Gary--with all due respect, I am glad I have only visited CA and never lived there. Just think, if that had happened, my kids could possibly have gone to college there.

Gary Fouse said...

The universities are bad all over the country.

Siarlys Jenkins said...

You're wrong Gary. What is wrong with our prison system is that we do not make sufficient effort to distinguish the guilty from the innocent, and then do not make a serious effort to let the punishment fit the crime.

First, lots of people who don't need to be in prison are there, and they make great political cover for those who really should be locked up.

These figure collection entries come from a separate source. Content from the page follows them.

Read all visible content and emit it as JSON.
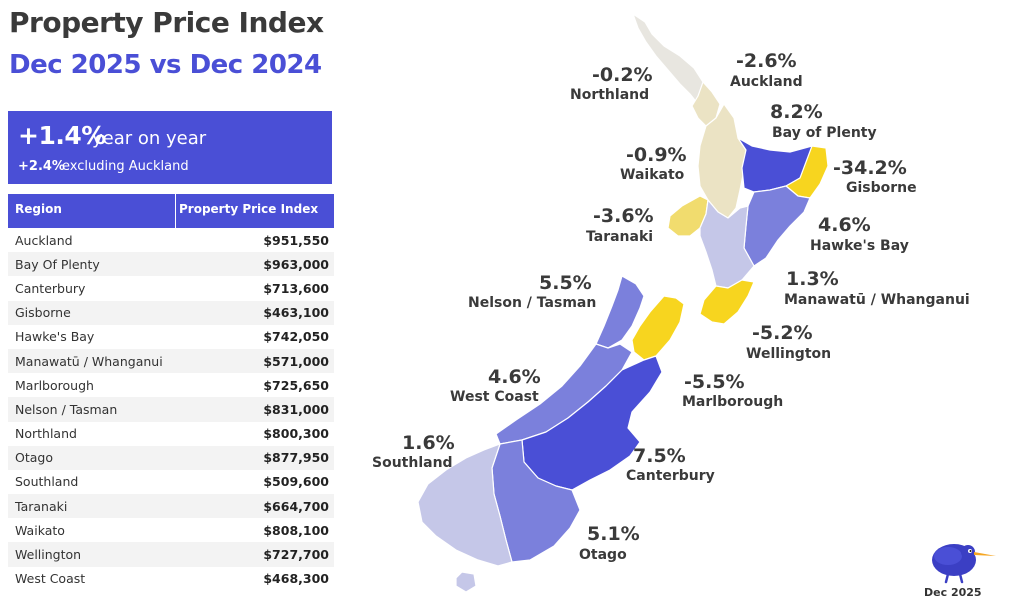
{
  "header": {
    "title": "Property Price Index",
    "subtitle": "Dec 2025 vs Dec 2024"
  },
  "summary": {
    "yoy_value": "+1.4%",
    "yoy_text": "year on year",
    "ex_auckland_value": "+2.4%",
    "ex_auckland_text": "excluding Auckland"
  },
  "table": {
    "headers": [
      "Region",
      "Property Price Index"
    ],
    "rows": [
      {
        "region": "Auckland",
        "value": "$951,550"
      },
      {
        "region": "Bay Of Plenty",
        "value": "$963,000"
      },
      {
        "region": "Canterbury",
        "value": "$713,600"
      },
      {
        "region": "Gisborne",
        "value": "$463,100"
      },
      {
        "region": "Hawke's Bay",
        "value": "$742,050"
      },
      {
        "region": "Manawatū / Whanganui",
        "value": "$571,000"
      },
      {
        "region": "Marlborough",
        "value": "$725,650"
      },
      {
        "region": "Nelson / Tasman",
        "value": "$831,000"
      },
      {
        "region": "Northland",
        "value": "$800,300"
      },
      {
        "region": "Otago",
        "value": "$877,950"
      },
      {
        "region": "Southland",
        "value": "$509,600"
      },
      {
        "region": "Taranaki",
        "value": "$664,700"
      },
      {
        "region": "Waikato",
        "value": "$808,100"
      },
      {
        "region": "Wellington",
        "value": "$727,700"
      },
      {
        "region": "West Coast",
        "value": "$468,300"
      }
    ]
  },
  "map": {
    "regions": [
      {
        "name": "Auckland",
        "change": "-2.6%"
      },
      {
        "name": "Northland",
        "change": "-0.2%"
      },
      {
        "name": "Bay of Plenty",
        "change": "8.2%"
      },
      {
        "name": "Waikato",
        "change": "-0.9%"
      },
      {
        "name": "Gisborne",
        "change": "-34.2%"
      },
      {
        "name": "Taranaki",
        "change": "-3.6%"
      },
      {
        "name": "Hawke's Bay",
        "change": "4.6%"
      },
      {
        "name": "Manawatū / Whanganui",
        "change": "1.3%"
      },
      {
        "name": "Nelson / Tasman",
        "change": "5.5%"
      },
      {
        "name": "Wellington",
        "change": "-5.2%"
      },
      {
        "name": "West Coast",
        "change": "4.6%"
      },
      {
        "name": "Marlborough",
        "change": "-5.5%"
      },
      {
        "name": "Southland",
        "change": "1.6%"
      },
      {
        "name": "Canterbury",
        "change": "7.5%"
      },
      {
        "name": "Otago",
        "change": "5.1%"
      }
    ],
    "colors": {
      "strong_up": "#4a4fd6",
      "up": "#7b80dc",
      "slight_up": "#c5c7e8",
      "flat": "#e8e6e0",
      "slight_down": "#ebe3c4",
      "down": "#f1dc6e",
      "strong_down": "#f7d51f"
    }
  },
  "footer": {
    "date": "Dec 2025",
    "logo_icon": "kiwi-bird-icon"
  }
}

Second, we need to replace "off to prison" with a network of smaller, specialized institutions. We might even make some sentences LONGER, based on running really humane institutions for first time offenders who really need to be isolated from the bad company just waiting for them out on the streets.

You also miss out on the economics. Once money has been invested in building prisons, there is an incentive to keep them full, especially if many of them are run by private companies, and others built by states expecting to rent the extra cells to other jurisdictions.

You hate unions... how about the California correctional officers union, which throws huge gobs of money into lobbying for mandatory minimums to keep its members employed, whether it keeps us all safer or not?

elwood is not from California? Gee, he writes just like a Californian.